The Big Six investment banks, Goldman Sachs, Morgan Stanley, JP Morgan Chase, Citigroup, Bank of America and Wells Fargo, are “shorting the American Dream,” according to economist Simon Johnson and entrepreneur James Kwak in an interview on April 16, “Financial Regulation and Regulatory Capture” on Bill Moyers Journal. Here’s a summary of the big and important ideas and issues on the table.
First, Simon Johnson is a former chief economist at the International Monetary Fund, now teaching at MIT’s Sloan School of Management. James Kwak is a former management consultant at McKinsley & company, co-founder of the successful software company, Guidewire, and presently studying law at Yale Law School. Together Johnson and Kwak run the economic website BaselineScenario.com. To boot, they have written a new best seller, 13 Bankers: The Wall Street Takeover and the Next Financial Meltdown.
The big ideas that emerge from the title of their interview are that financial regulators are not enough to deal with the Big Six banks, whose employees are very smart people, very hungry for financial opportunity, legit or not legit. Thus, very often regulators are sucked into large investment banks or affiliated financial institutions like the distinguished Michael Oxley, co-author of the Sarbanes Oxley Act. Oxley has joined the financial industry, along with some 124 former other members of Congress and their aides.
To Oxley’s undying credit, the Sarbanes-Oxley Act grew out of the debacle of Enron and made it a law that CEOs and other top managers were and are responsible for the policies and actions of their companies on their watch and can’t just shrug their shoulders, saying they didn’t know what was happening. What Johnson and Kwak are really calling for are more laws on the books that can safeguard against financial abuse.
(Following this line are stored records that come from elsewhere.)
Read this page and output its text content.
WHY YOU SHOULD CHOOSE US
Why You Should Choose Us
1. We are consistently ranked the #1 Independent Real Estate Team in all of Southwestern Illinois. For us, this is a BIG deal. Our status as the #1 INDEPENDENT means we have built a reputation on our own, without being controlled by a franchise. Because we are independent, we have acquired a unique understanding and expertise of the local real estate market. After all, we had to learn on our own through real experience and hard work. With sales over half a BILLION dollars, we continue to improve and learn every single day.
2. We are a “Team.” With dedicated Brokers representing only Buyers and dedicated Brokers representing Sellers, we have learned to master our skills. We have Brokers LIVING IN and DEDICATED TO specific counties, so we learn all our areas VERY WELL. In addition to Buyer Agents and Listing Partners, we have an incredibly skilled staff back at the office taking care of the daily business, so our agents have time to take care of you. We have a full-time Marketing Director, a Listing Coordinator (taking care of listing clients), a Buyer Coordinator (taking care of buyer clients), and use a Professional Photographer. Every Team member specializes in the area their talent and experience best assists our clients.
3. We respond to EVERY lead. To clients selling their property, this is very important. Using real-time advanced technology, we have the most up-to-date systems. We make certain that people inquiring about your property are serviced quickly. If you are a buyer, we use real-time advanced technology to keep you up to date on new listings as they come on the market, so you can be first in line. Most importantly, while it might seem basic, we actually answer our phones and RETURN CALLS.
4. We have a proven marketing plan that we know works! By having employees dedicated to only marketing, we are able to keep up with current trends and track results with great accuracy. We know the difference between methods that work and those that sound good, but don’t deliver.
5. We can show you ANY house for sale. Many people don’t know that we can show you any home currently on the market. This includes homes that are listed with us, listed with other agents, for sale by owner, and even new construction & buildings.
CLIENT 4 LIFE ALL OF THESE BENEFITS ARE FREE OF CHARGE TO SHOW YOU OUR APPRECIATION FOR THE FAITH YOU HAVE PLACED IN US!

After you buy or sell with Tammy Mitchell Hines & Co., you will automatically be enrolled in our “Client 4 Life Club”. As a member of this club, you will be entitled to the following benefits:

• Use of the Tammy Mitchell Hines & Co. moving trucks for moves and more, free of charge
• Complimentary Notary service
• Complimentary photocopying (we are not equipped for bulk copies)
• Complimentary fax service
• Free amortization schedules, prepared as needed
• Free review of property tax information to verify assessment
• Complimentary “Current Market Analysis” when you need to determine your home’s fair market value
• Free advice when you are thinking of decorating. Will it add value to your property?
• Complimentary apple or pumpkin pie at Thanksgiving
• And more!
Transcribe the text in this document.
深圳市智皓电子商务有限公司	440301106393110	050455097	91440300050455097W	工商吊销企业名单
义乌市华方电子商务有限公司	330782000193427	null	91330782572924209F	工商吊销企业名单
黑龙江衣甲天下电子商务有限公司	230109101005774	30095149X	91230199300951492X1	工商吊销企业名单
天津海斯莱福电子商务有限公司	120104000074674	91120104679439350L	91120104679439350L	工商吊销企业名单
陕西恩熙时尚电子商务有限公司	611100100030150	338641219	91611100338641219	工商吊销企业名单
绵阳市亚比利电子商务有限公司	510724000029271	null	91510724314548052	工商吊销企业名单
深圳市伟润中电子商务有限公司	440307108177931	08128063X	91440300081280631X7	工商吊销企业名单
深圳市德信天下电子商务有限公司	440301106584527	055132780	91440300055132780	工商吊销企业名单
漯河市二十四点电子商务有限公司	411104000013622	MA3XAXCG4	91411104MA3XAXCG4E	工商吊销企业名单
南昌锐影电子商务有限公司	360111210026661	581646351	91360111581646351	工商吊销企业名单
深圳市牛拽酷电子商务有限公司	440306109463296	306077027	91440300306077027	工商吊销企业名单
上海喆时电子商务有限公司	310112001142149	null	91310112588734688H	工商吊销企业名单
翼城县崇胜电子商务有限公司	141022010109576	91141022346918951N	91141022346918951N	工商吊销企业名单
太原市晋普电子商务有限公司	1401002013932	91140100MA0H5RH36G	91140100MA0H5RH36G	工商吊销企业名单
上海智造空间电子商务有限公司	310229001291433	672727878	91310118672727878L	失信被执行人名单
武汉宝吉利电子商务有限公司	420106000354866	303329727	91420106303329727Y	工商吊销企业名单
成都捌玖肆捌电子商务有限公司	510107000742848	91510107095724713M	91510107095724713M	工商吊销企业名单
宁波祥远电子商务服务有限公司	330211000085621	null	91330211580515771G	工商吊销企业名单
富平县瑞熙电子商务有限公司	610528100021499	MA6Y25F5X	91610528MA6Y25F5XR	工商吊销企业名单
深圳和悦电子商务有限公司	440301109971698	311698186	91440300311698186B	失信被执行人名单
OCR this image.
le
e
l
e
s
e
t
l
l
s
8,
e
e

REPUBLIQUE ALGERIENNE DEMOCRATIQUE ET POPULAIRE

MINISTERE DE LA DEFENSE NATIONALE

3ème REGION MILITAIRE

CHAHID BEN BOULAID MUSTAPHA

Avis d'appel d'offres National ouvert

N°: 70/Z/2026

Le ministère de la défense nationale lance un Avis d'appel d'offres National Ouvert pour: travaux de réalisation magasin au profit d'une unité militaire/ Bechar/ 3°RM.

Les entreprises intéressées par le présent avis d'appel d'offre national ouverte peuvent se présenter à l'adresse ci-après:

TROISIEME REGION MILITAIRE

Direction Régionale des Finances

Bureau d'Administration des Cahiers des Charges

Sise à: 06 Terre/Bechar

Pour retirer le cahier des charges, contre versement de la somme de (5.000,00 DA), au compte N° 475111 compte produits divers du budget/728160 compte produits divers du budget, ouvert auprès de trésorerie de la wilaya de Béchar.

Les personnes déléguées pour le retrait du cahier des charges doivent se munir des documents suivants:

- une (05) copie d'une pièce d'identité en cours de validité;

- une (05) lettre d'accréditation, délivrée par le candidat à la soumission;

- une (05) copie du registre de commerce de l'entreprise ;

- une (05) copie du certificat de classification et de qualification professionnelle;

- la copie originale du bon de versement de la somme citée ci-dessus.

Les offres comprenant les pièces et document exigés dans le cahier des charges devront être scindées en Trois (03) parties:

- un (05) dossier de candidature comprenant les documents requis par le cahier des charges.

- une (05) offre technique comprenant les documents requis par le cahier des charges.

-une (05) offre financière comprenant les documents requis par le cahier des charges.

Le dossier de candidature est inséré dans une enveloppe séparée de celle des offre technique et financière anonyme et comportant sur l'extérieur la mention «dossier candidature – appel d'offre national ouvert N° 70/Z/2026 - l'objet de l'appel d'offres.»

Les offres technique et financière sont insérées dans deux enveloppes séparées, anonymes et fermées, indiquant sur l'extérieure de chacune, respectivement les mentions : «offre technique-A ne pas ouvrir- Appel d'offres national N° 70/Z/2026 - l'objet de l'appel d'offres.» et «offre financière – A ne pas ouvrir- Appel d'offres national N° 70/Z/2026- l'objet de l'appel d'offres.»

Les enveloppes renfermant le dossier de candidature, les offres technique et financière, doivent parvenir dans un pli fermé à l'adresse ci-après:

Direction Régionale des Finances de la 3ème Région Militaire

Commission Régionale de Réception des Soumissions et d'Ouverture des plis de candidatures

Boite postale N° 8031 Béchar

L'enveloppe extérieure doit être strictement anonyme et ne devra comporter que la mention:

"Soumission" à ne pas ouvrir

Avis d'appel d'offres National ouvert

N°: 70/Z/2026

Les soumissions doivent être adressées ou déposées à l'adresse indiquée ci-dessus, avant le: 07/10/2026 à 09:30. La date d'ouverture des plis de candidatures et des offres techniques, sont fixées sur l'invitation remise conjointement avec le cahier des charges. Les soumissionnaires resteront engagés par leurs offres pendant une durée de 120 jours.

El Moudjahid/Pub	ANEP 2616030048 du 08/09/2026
Unfortunately, we have, as they point out, former Clinton Treasury Chief Robert Rubin now getting $100 million a year to consult for Citibank and he can’t explain how the company came so incredibly close to financial collapse. Yet, when Newsweek wanted someone of note to explain all this, the job was given to, guess who, Robert Rubin. Suddenly, he found religion?
Charles Prince, another former Citi CEO said: “Let me start by saying I’m sorry. I’m sorry that our management team, starting with me, like so many others, could not see the unprecedented market collapse that lay before me.” He must have seen it for years before that if he wasn’t blind or deaf, because it was reported on Internet news services at the very least, particularly Citi’s huge derivatives debt.
Both Rubin and Prince were accused by Democratic Chairman of the Bipartisan Financial Enquiry Committee Phil Angelides, “of either pulling the levers or being asleep at the switch.” This writer’s money is on pulling the levers.